I suggest that there are hundreds of thousands, millions of us — believers in society’s ability to change and believers in each of us having the power to affect that change. However, there are forces in this country acting to make it difficult for many of those believers — voters, all — to exercise their power.
It feels as though we as a society, we as an aggregation of tenuously united states, are waging war against ourselves, against our common better interests.
Mr Lewis continues: It is disappointing that many of Dr. King’s battles remain to be won, that we have not yet laid down the burden of racism, the burden of discrimination, that there is too much violence. It is disappointing that the Congress is walking away from the poor and disenfranchised.
Three years later, little has changed; if anything, the burdens of racism, discrimination, violence, disenfranchisement have become heavier. The repercussions of shrinking opportunities will long reverberate throughout America.
We look to God for guidance, we look to God for strength. And we must look to one another for encouragement, for inspiration.
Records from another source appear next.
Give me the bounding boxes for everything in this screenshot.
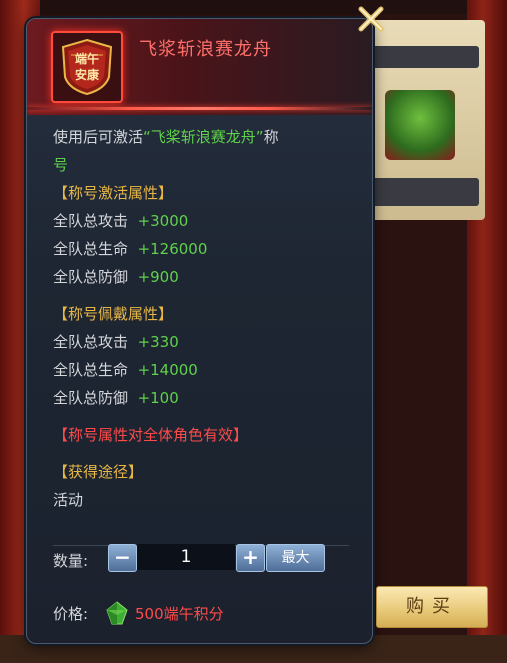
badge-shield-shape <box>61 38 113 96</box>
quantity-input[interactable]: 1 <box>137 544 235 570</box>
price-label: 价格: <box>53 605 89 623</box>
stat-value: +14000 <box>137 361 198 379</box>
description-line-2: 号 <box>53 156 69 174</box>
wear-section-header: 【称号佩戴属性】 <box>53 305 174 323</box>
stat-label: 全队总生命 <box>53 361 129 379</box>
badge-text-line2: 安康 <box>74 68 99 82</box>
description-prefix: 使用后可激活 <box>53 128 144 146</box>
quantity-stepper: 数量: − 1 + 最大 <box>53 544 353 574</box>
badge-text-line1: 端午 <box>74 52 99 66</box>
stat-value: +126000 <box>137 240 208 258</box>
stat-value: +900 <box>137 268 179 286</box>
decrease-quantity-button[interactable]: − <box>108 544 137 572</box>
item-description: 使用后可激活“飞桨斩浪赛龙舟”称 号 【称号激活属性】 全队总攻击 +3000 … <box>53 123 353 514</box>
close-icon[interactable] <box>356 4 386 34</box>
obtain-source: 活动 <box>53 491 84 509</box>
stat-row: 全队总防御 +900 <box>53 263 353 291</box>
price-row: 价格: 500端午积分 <box>53 601 353 625</box>
stat-value: +3000 <box>137 212 189 230</box>
stat-value: +100 <box>137 389 179 407</box>
stat-row: 全队总攻击 +3000 <box>53 207 353 235</box>
stat-row: 全队总防御 +100 <box>53 384 353 412</box>
attribute-notice: 【称号属性对全体角色有效】 <box>53 426 249 444</box>
background-top-bar <box>0 0 507 14</box>
quantity-label: 数量: <box>53 552 89 570</box>
stat-label: 全队总攻击 <box>53 333 129 351</box>
background-panel-strip <box>371 46 479 68</box>
item-tooltip-dialog: 端午 安康 飞浆斩浪赛龙舟 使用后可激活“飞桨斩浪赛龙舟”称 号 【称号激活属性… <box>26 18 373 644</box>
festival-title-badge-icon: 端午 安康 <box>51 31 123 103</box>
description-line: 使用后可激活“飞桨斩浪赛龙舟”称 <box>53 123 353 151</box>
increase-quantity-button[interactable]: + <box>236 544 265 572</box>
stat-label: 全队总防御 <box>53 268 129 286</box>
activate-section-header: 【称号激活属性】 <box>53 184 174 202</box>
stat-label: 全队总生命 <box>53 240 129 258</box>
obtain-section-header: 【获得途径】 <box>53 463 144 481</box>
price-value: 500端午积分 <box>135 605 224 623</box>
stat-label: 全队总防御 <box>53 389 129 407</box>
stat-label: 全队总攻击 <box>53 212 129 230</box>
background-panel-bar <box>371 178 479 206</box>
background-item-panel <box>365 20 485 220</box>
green-gem-icon <box>106 601 128 625</box>
stat-row: 全队总攻击 +330 <box>53 328 353 356</box>
item-title: 飞浆斩浪赛龙舟 <box>139 39 272 60</box>
item-header: 端午 安康 飞浆斩浪赛龙舟 <box>27 19 372 115</box>
header-glow-divider <box>27 107 372 110</box>
stat-row: 全队总生命 +14000 <box>53 356 353 384</box>
buy-button[interactable]: 购买 <box>376 586 488 628</box>
stat-row: 全队总生命 +126000 <box>53 235 353 263</box>
background-item-image <box>385 90 455 160</box>
description-title-name: “飞桨斩浪赛龙舟” <box>143 128 264 146</box>
stat-value: +330 <box>137 333 179 351</box>
max-quantity-button[interactable]: 最大 <box>266 544 325 572</box>
description-suffix: 称 <box>263 128 279 146</box>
The Psalmist writes, “You, God, open Your hand and satisfy every living thing.” (Ps 115) Dear God, open Your hand. And open our eyes and open our hearts.
Open our eyes that we may see beyond ourselves. Open our hearts that we may generously create the community we would like to become, a community in which we are free to express our individuality and enjoy the fruits of our labor even as we serve our common good. These things are not incompatible with each other.
Every morning in Jewish prayer, we thank God for having given us the brains to figure things out. We must give ourselves the courage and determination to use that God-given knowledge, wisdom and understanding to be the power that effects and affects change.
Dr. King’s battles — America’s battles — remain to be won.